Um besser planen zu können, müssen die Stromerzeuger daher jeden Tag aufs Neue anmelden, wie viel Strom sie ins das öffentliche Netz einspeisen wollen. "Große Abweichungen von diesem Wert haben ernst zu nehmende finanzielle Konsequenzen", so Spolwind. "Und zwar auch wenn wir zu viel produzieren." Es kommt daher darauf an, dass sie die Pegelstände möglichst exakt voraussagen können.

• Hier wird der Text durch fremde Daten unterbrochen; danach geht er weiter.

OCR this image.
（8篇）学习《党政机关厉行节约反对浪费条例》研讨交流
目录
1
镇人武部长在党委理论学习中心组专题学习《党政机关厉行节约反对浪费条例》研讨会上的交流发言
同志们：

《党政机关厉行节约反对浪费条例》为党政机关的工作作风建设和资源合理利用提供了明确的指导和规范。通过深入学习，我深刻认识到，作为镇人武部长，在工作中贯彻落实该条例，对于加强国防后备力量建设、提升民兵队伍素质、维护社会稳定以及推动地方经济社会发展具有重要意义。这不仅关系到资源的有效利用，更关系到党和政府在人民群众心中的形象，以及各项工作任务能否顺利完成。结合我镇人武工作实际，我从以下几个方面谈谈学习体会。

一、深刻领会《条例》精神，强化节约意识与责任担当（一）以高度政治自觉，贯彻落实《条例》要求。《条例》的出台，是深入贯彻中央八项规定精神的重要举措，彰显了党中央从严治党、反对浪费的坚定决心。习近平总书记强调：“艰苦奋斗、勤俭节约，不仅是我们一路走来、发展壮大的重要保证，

Seit ungefähr einem Monat wachen die Experten daher nun mithilfe von künstlichen neuronalen Netzen (KNNs) über die Wasserstände. "Unser Prognosemodell basiert auf verschiedenen Modulen mit unterschiedlicher Vorhersagedauer, die in Kooperationen mit der Universität für Bodenkultur und der Technischen Universität Wien entstanden sind", sagt Hebenstreit, " es hat sich nach wenigen Wochen Einsatz gezeigt, dass wir mit den KNNs noch präziser in unseren kurzfristigen Voraussagen werden können."

In Österreich ist das besonders wichtig, da Strom aus Wasserkraft die tragende Säule der Energieversorgung des Landes ist. Der Anteil liegt bei rund 60 Prozent. Besonders für die so genannten Laufkraftwerke, die rund um die Uhr Strom zur Deckung der Grundlast erzeugen, sei die neue Methode gedacht, so Spolwind. Bei dieser Art der Stromerzeugung versetzt die Energie des strömenden Wassers Turbinen in den Flüssen in Bewegung. Speicherkraftwerke in den Bergen dienen dagegen eher zur Deckung von Bedarfsspitzen. Hier könne länger im Voraus geplant werden, sagt Hebenstreit.

"Mit den ersten Arbeiten zu diesem Projekt haben wir vor rund zwei Jahren begonnen", sagt Thomas Natschläger, der als Experte für KNNs vom Software Competence Center Hagenberg (SCCH) an dem neuen Prognosemodell mitgearbeitet hat. "Diese Methode breitet sich in immer mehr Bereichen aus", so der Experte.

Kein Allheilmittel

Die KNNs seien allerdings kein Allheilmittel, warnt er. Bei der Prognose der Zuflussmengen könne man das Berechnungsverfahren aus zwei Gründen, die auch allgemein gültig seien, sehr gut einsetzen. Zum Ersten sei die Fragestellung entscheidend: Die Netze kommen überall da gut zum Zuge, wo man an einer möglichst exakten Prognose interessiert ist, ohne allerdings im Detail verstehen zu müssen, wie das Ergebnis berechnet wird, erklärt Natschläger. Für einen Prozess zur Papiererzeugung, bei dem man die genauen Rohstoffparameter, wie zum Beispiel Zellulose-, Wasser- und Füllstoffanteil wissen möchte, um ein optimal bedruckbares Papier herzustellen, sei die Methode nicht geeignet.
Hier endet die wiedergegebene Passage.